Pym improvisa una sonrisa etérea que pretende expresar que el gran arte no conoce precio. La baronesa la intercepta y comprende.
Es una hora después. La baronesa y su protector se han ido y padre e hijo están solos en la gran habitación a oscuras. El tráfico en la calle ha disminuido. Hombro con hombro encima de la cama, están comiendo pescado con patatas que Pym ha sido enviado a comprar con una libra preciosa y salida del bolsillo trasero de Rick. Lo riegan con una botella de
Château d’Yquem
de una caja de
Harrods
.
–¿Siguen ahí, hijo? -dice Rick-. ¿Te ven? Esos hombres de Riley. Fortachones.

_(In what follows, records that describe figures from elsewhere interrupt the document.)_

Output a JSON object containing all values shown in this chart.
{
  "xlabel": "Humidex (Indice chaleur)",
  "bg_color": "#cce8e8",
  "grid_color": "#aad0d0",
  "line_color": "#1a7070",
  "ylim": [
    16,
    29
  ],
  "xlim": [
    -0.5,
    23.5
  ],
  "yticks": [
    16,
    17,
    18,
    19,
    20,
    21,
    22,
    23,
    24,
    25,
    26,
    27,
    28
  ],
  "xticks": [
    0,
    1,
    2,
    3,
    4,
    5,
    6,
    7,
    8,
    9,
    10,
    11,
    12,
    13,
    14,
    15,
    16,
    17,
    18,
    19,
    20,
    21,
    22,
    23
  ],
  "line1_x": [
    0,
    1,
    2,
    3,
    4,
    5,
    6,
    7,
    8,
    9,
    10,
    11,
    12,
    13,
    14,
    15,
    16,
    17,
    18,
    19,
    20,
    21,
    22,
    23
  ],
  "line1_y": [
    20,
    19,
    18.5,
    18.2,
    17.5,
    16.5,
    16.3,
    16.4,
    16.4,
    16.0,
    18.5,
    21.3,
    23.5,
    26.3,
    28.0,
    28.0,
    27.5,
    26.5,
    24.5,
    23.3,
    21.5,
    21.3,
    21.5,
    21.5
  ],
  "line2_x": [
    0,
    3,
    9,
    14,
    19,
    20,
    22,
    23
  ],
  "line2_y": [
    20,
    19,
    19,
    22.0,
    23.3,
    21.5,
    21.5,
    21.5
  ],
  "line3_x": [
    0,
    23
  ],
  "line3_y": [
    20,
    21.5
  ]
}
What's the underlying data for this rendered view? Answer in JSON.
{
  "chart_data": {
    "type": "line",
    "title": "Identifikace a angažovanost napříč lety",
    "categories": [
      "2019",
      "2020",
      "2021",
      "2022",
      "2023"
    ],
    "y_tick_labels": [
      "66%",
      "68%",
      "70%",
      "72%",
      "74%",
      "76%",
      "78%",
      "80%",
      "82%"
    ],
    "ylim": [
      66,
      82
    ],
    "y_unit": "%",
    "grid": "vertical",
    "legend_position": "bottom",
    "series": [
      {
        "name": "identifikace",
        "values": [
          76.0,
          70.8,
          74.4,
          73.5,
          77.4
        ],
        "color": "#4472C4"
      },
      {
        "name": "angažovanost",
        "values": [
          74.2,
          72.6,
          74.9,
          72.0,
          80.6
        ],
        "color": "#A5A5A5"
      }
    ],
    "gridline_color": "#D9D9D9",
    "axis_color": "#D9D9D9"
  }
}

–Me temo que sí -responde Pym.
–Tú crees en ella, ¿verdad, hijo? No temas herir mis sentimientos. ¿Tú crees en esa mujer hermosa o piensas que es una mentirosa de corazón negro y además una aventurera?
–Es fantástica -dice Pym.
–No pareces convencido. Escúpelo, hijo. Es nuestra última oportunidad, no te lo digo por nada.
–Es sólo que no entendía del todo por qué no ha vuelto con los suyos.
–Tú no conoces a esos judíos como yo. Son la gente más estupenda del mundo. Pero hay otros que le arrancarían la piel a tiras en cuanto la vieran. Le he preguntado lo mismo. Tampoco le he apretado las clavijas.